これが「ミソ」で、グリンのギターとオルガンが絡む時、グリーンの持つ濃厚なファンクネスが前面に推し出てくるのだ。ヤングのオルガンにも、そこはかとなくファンクネスは漂うのだが、この盤での濃厚なファンクネスは、絶対のグリーンのギターから醸し出るファンクネスなのだ。
ハッチャーソンのヴァイブの存在も見逃せない。ハッチャーソンのヴァイブも、いわゆるヴァイブの新主流派、と形容されるモーダルでスマートなヴァイブが身上。例えば、ファンキー・ヴァイブのレジェンド、ミルト・ジャクソンのヴァイブだと、グリーンのギターの濃厚なファンクネスと相まって、オーバー・ファンクな演奏になって、確実に「耳にもたれる」。
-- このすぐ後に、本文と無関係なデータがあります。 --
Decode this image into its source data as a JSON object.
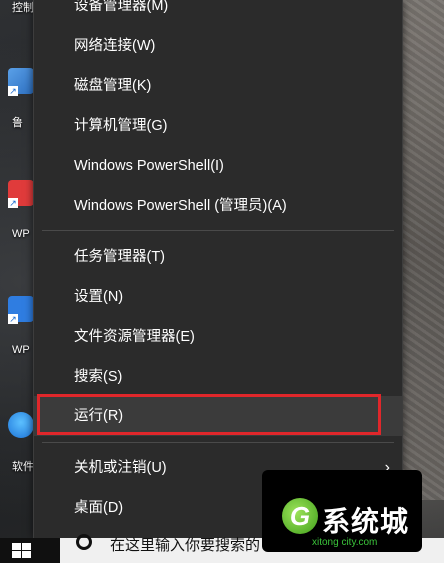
{
  "desktop": {
    "top_label": "控制",
    "icons": [
      {
        "label": "鲁"
      },
      {
        "label": "WP"
      },
      {
        "label": "WP"
      },
      {
        "label": "软件"
      }
    ]
  },
  "menu": {
    "items": [
      {
        "label": "设备管理器(M)"
      },
      {
        "label": "网络连接(W)"
      },
      {
        "label": "磁盘管理(K)"
      },
      {
        "label": "计算机管理(G)"
      },
      {
        "label": "Windows PowerShell(I)"
      },
      {
        "label": "Windows PowerShell (管理员)(A)"
      },
      {
        "label": "任务管理器(T)"
      },
      {
        "label": "设置(N)"
      },
      {
        "label": "文件资源管理器(E)"
      },
      {
        "label": "搜索(S)"
      },
      {
        "label": "运行(R)"
      },
      {
        "label": "关机或注销(U)"
      },
      {
        "label": "桌面(D)"
      }
    ],
    "chevron": "›"
  },
  "taskbar": {
    "search_placeholder": "在这里输入你要搜索的"
  },
  "watermark": {
    "logo_char": "G",
    "title": "系统城",
    "url": "xitong city.com"
  },
  "colors": {
    "menu_bg": "#2b2b2b",
    "highlight_border": "#e0272b",
    "text": "#ffffff"
  }
}
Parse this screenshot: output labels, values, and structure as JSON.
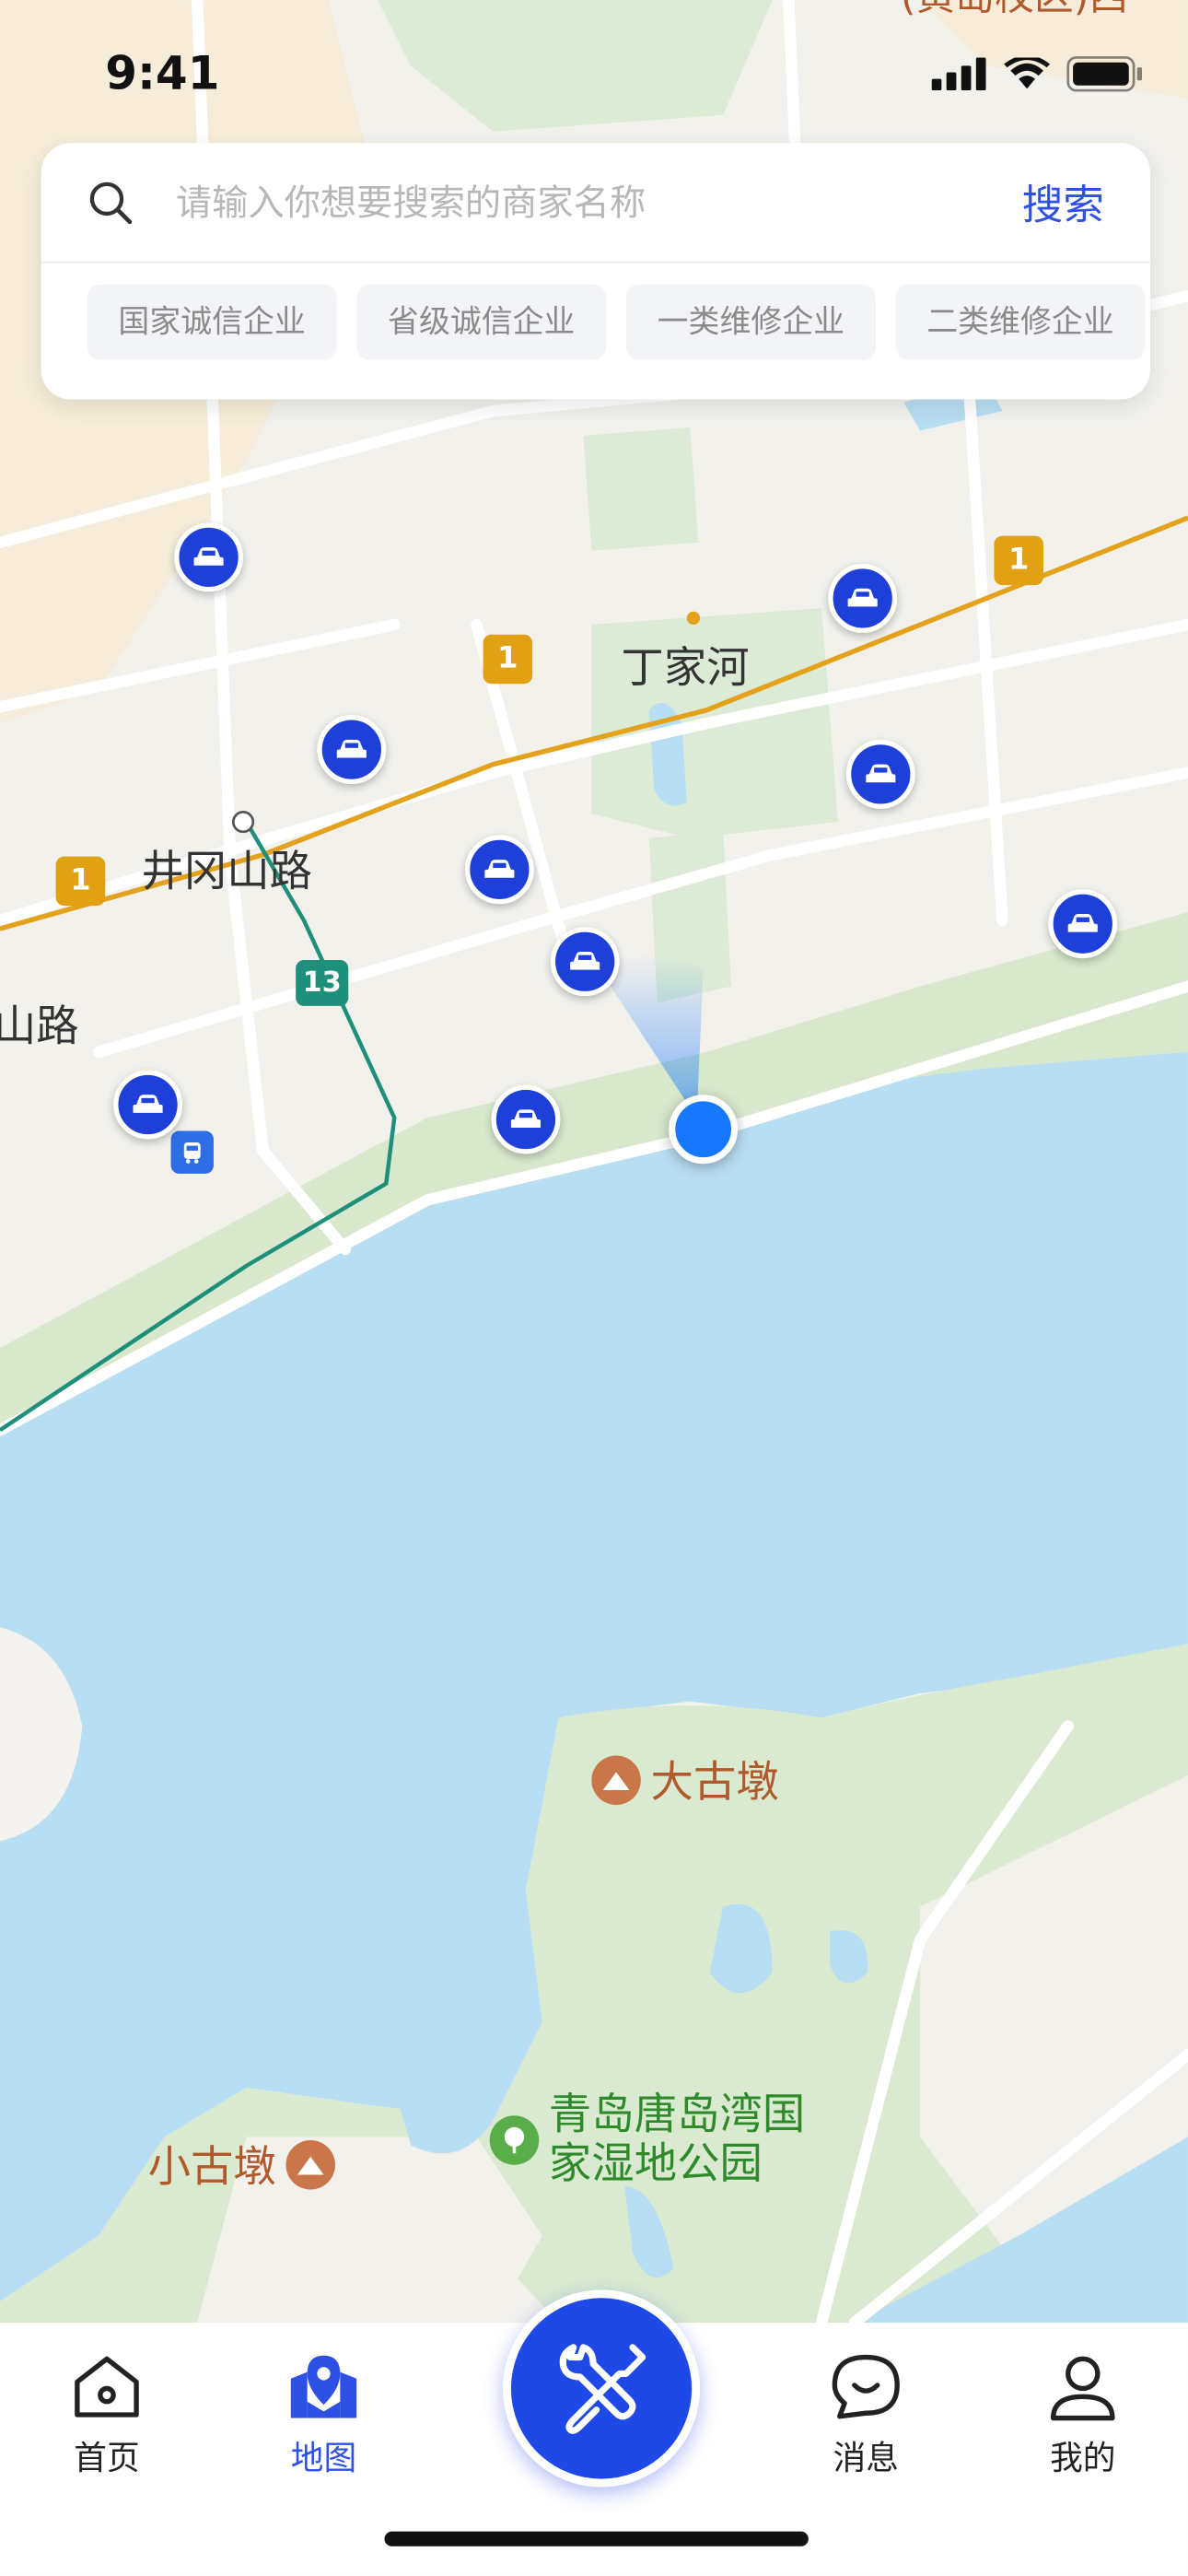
{
  "status_bar": {
    "time": "9:41"
  },
  "search": {
    "placeholder": "请输入你想要搜索的商家名称",
    "button_label": "搜索"
  },
  "filters": [
    "国家诚信企业",
    "省级诚信企业",
    "一类维修企业",
    "二类维修企业"
  ],
  "map": {
    "place_labels": {
      "dingjiahe": "丁家河",
      "jinggangshan_road": "井冈山路",
      "road_partial": "山路",
      "dagudun": "大古墩",
      "xiaogudun": "小古墩",
      "wetland_park_line1": "青岛唐岛湾国",
      "wetland_park_line2": "家湿地公园",
      "top_right_partial": "(黄岛校区)西"
    },
    "route_badges": {
      "line1": "1",
      "line13": "13"
    }
  },
  "tabbar": {
    "home": "首页",
    "map": "地图",
    "messages": "消息",
    "profile": "我的"
  },
  "colors": {
    "accent": "#2f50e5",
    "water": "#b8def3",
    "park": "#d9ead0",
    "car_marker": "#1f3fd9"
  }
}
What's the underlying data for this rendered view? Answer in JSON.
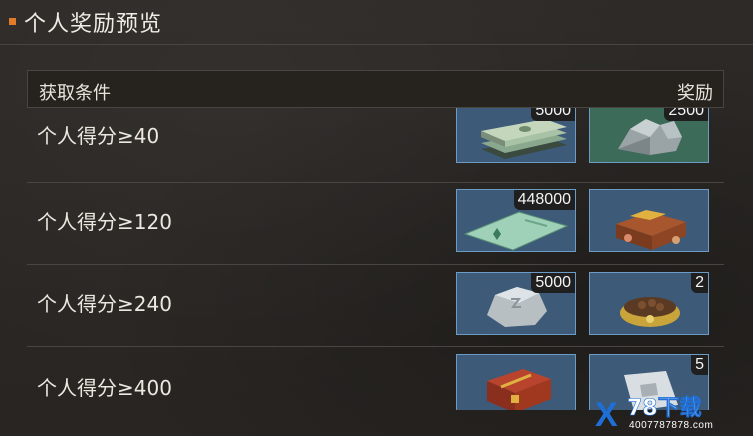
{
  "title": "个人奖励预览",
  "header": {
    "condition": "获取条件",
    "reward": "奖励"
  },
  "rows": [
    {
      "label": "个人得分≥40",
      "rewards": [
        {
          "icon": "cash-stack-icon",
          "count": "5000"
        },
        {
          "icon": "silver-ore-icon",
          "count": "2500"
        }
      ]
    },
    {
      "label": "个人得分≥120",
      "rewards": [
        {
          "icon": "voucher-icon",
          "count": "448000"
        },
        {
          "icon": "food-crate-icon",
          "count": ""
        }
      ]
    },
    {
      "label": "个人得分≥240",
      "rewards": [
        {
          "icon": "stone-icon",
          "count": "5000"
        },
        {
          "icon": "pet-food-bowl-icon",
          "count": "2"
        }
      ]
    },
    {
      "label": "个人得分≥400",
      "rewards": [
        {
          "icon": "treasure-chest-icon",
          "count": ""
        },
        {
          "icon": "packet-icon",
          "count": "5"
        }
      ]
    }
  ],
  "watermark": {
    "mark": "X",
    "brand": "78下载",
    "url": "4007787878.com"
  }
}
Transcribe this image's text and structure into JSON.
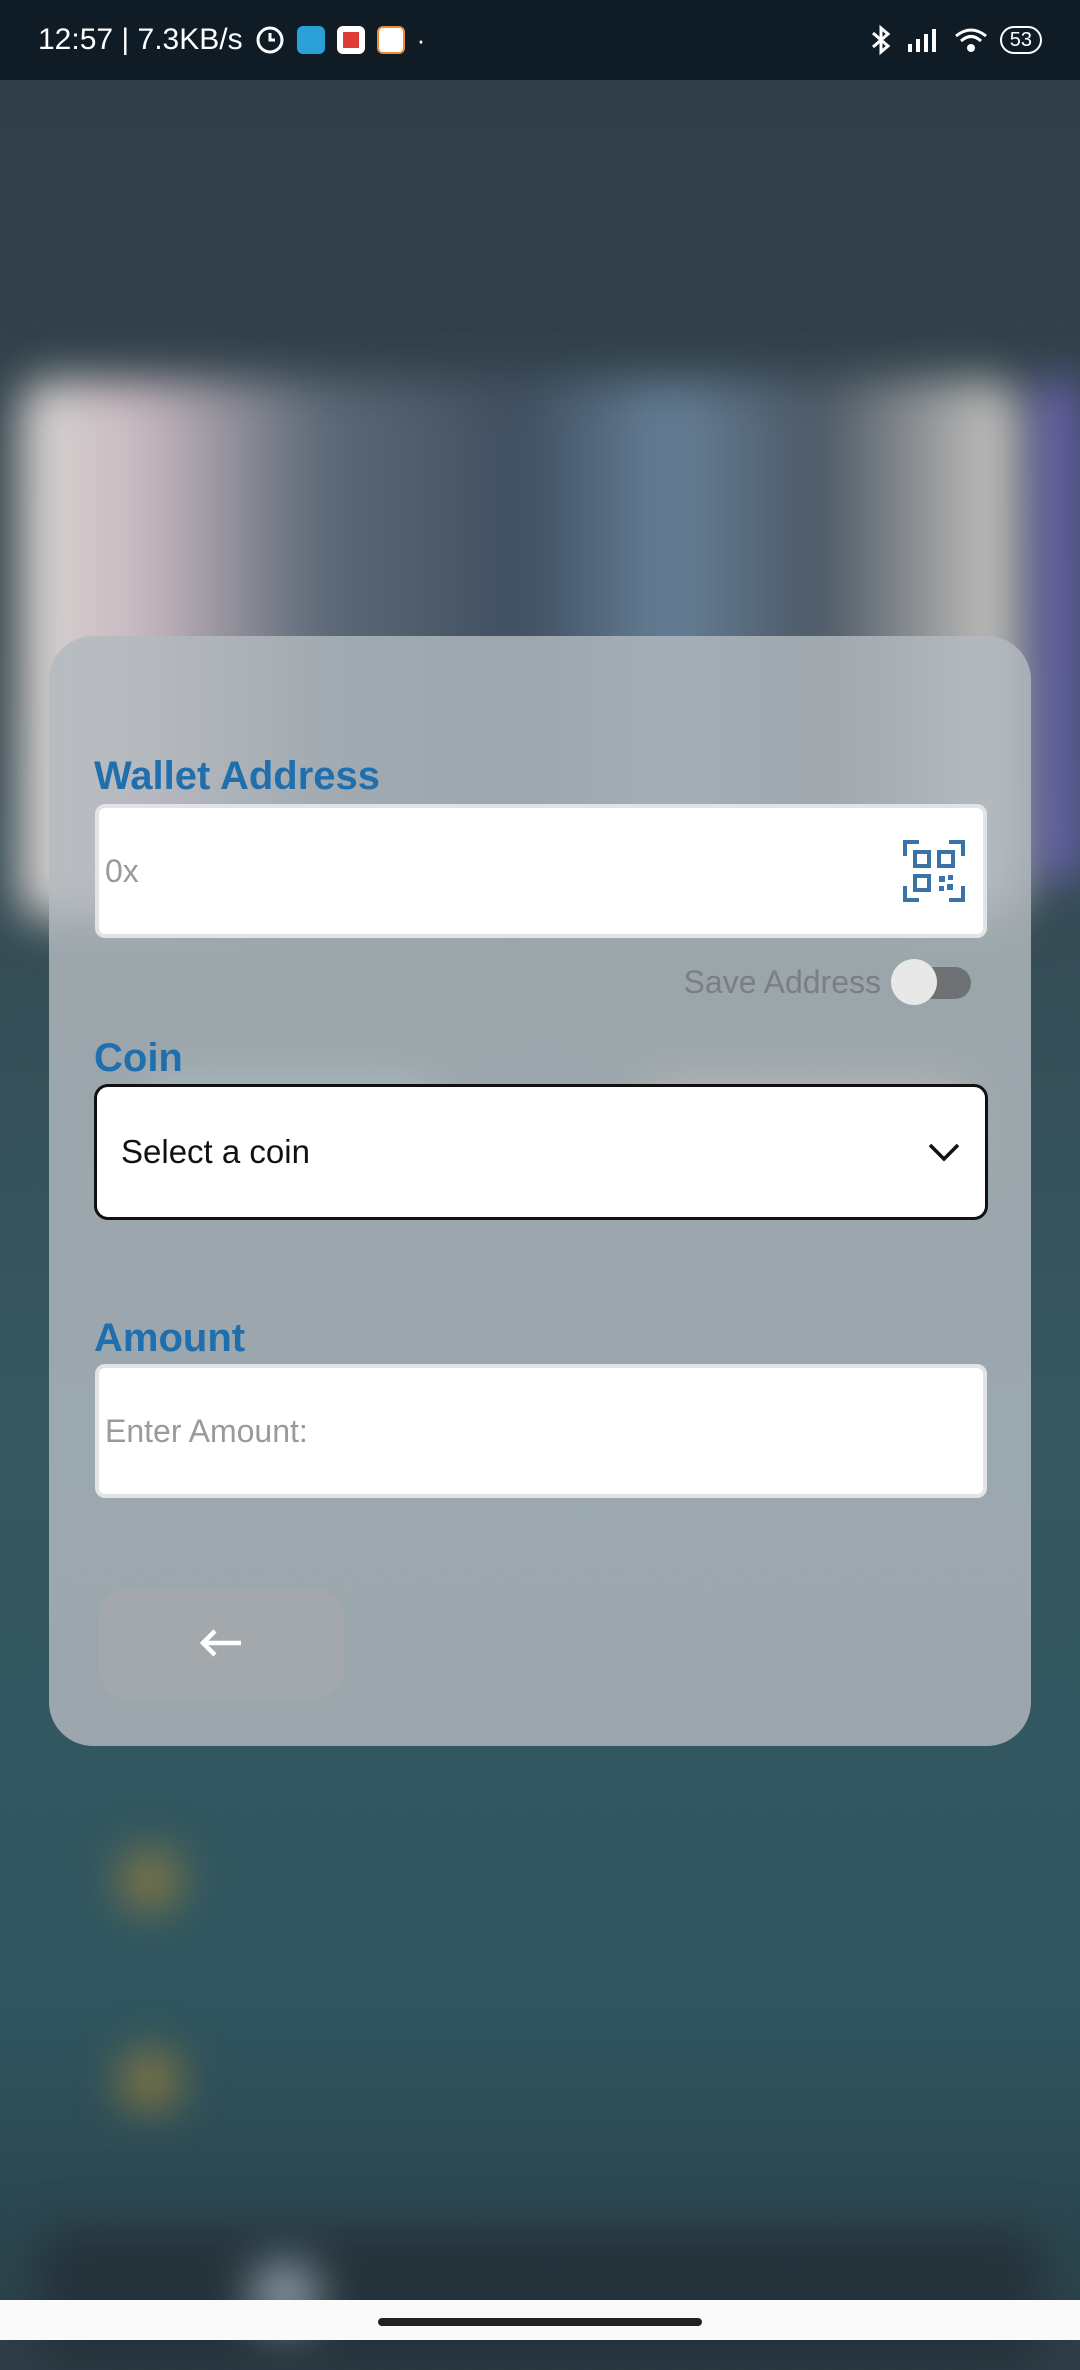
{
  "status_bar": {
    "time_speed": "12:57 | 7.3KB/s",
    "battery": "53"
  },
  "wallet": {
    "label": "Wallet Address",
    "placeholder": "0x",
    "save_label": "Save Address",
    "save_enabled": false
  },
  "coin": {
    "label": "Coin",
    "selected": "Select a coin"
  },
  "amount": {
    "label": "Amount",
    "placeholder": "Enter Amount:"
  },
  "icons": {
    "qr": "qr-scan-icon",
    "back": "arrow-left-icon",
    "dropdown": "chevron-down-icon"
  },
  "colors": {
    "label": "#1f6fae",
    "status_bar": "#0f1c26"
  }
}
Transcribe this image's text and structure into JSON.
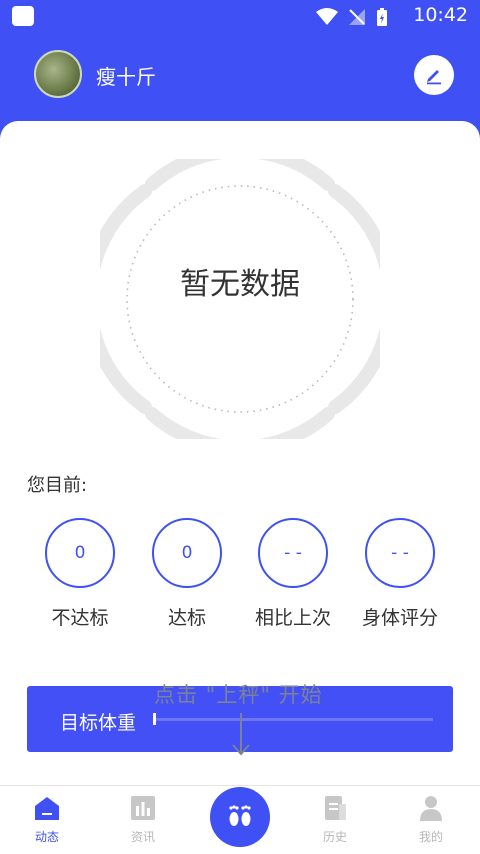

が、ハッチャーソンのヴァイブだとそうならない。逆にハッチャーソンのスマートなヴァイブがグリーンのギターの持つ濃厚なファンクネスを際立たせる効果を産んでいる。グリーンのファンクネス濃厚なギターの音色を、洗練したスマートなファンクネスの音色に変化させ際立たせる。ハッチャーソンのヴァイブの存在も、この盤での「キモ」である。
あとは、リズム&ビートを推進するドラマーの存在。この盤では、エルヴィンがいつになくファンキーなドラミングでバンド全体の演奏をコントロールし鼓舞する。この盤でのエルヴィンのファンキーなドラミング。エルヴィンって器用で引き出しの多いドラマーなんだ、ということを再認識する。
グリーンのファンクネス濃厚でホーンライクな弾き回しも魅力的で、バンド全体のリラックス度の高い、ファンキーな演奏も、このメンバーでは異色。ジャケットも良好。実にスマートでリラクゼーション溢れる、グルーヴィーなオルガン入りギター盤の秀作です。